Tuesday 24 February 2015

Use All Possible Methods to Reduce Costs

You are now the proud owner of your dream house and you got it financed by negotiating a mortgage. For this you might have had to take out a private mortgage insurance (PMI). Usually annual mortgage insurance cost is between 0.5% and 1% of the loan amount. If you were able to negotiate get a policy with a declining term or could inveigle a policy which has the lowest premium; that is wonderful news. Otherwise, you need to look at other means of lowering your costs. You might have even made a down payment of 20% when taking out the mortgage loan. Remember, some lenders offer a considerable discount if you make a lump payment upfront.

Some Other Ways to Effect Savings

In case, you were unable to do so, look to some other ways of reducing costs or cancelling the PMI early. One way would be to make early and larger payments towards the loan to ensure that you build an equity of 20% or more. Then you can choose to go for mortgage refinance when PMI can’t be cancelled by early repayments. A refinance simply means taking out a new loan while paying off the existing loan. Sometimes you might receive some cash (converted home equity) in the process. However, cancelling PMI is not the only reason you might want to refinance.

If rates have dropped since you last financed your home, you may want to consider refinancing. You might also be wanting to lower interest rates or want to cash out (extract equity).
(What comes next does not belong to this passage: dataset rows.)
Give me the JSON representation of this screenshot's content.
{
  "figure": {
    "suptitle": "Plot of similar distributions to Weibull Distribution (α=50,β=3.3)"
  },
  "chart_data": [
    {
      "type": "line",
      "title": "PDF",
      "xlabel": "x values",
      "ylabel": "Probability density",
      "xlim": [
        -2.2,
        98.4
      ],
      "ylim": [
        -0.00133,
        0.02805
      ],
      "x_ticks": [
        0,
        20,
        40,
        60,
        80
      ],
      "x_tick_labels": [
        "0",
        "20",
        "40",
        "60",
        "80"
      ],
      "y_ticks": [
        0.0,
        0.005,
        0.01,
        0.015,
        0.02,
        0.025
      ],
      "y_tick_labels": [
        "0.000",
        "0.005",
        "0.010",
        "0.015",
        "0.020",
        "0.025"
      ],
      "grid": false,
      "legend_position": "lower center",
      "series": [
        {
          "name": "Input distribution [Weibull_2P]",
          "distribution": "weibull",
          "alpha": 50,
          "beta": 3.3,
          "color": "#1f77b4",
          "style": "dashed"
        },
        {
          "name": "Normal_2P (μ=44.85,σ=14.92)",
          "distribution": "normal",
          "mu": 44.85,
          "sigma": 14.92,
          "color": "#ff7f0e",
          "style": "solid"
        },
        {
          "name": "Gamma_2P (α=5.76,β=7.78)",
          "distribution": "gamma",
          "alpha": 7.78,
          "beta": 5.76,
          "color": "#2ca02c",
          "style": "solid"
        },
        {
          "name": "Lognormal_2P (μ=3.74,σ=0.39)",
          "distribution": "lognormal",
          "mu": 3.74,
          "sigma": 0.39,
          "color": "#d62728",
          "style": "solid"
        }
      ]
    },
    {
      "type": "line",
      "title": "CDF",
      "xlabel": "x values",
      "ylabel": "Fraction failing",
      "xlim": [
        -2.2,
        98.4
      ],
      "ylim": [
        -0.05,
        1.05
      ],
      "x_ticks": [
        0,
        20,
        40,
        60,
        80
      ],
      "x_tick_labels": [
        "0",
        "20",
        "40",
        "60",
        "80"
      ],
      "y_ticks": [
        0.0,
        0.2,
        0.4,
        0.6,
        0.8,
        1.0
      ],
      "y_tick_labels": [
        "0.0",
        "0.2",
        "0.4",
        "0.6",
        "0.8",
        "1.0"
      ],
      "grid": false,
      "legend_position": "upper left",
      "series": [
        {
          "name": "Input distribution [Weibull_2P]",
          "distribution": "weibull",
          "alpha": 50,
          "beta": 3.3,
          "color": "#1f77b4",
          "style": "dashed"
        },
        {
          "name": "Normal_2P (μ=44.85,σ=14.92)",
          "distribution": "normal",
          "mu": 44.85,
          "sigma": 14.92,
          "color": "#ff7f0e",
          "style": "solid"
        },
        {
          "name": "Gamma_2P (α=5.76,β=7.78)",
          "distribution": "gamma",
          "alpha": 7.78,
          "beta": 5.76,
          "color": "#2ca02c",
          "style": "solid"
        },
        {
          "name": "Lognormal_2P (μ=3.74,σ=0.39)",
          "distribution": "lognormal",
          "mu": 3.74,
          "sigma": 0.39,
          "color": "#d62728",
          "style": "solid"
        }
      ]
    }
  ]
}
If you want to extract cash equity in your home for home improvement, building an education fund or consolidating debt, you might choose to refinance. Whatever may be the scenario, you will have to provide the lender with detailed documentation of the property, your employment and financial history for refinancing.

Take a Long, Hard Look before Refinancing

Different configurations of mortgages can be confusing, especially for someone who is not in-the-know of financial jargon. Many of our monthly expenses, such as utilities, gas for our car, and food change a bit from month to month. Yet when it comes to finding ways to cut back our expenses we tend to focus on those rather than fixed expenses like our mortgage payments. Since potential benefits to mortgage refinance vary on a case-by-case basis, just keep in mind that, if rates are about the same and if you have the same or a worse credit score, you are unlikely to be able to qualify for a lower interest rate than you have now.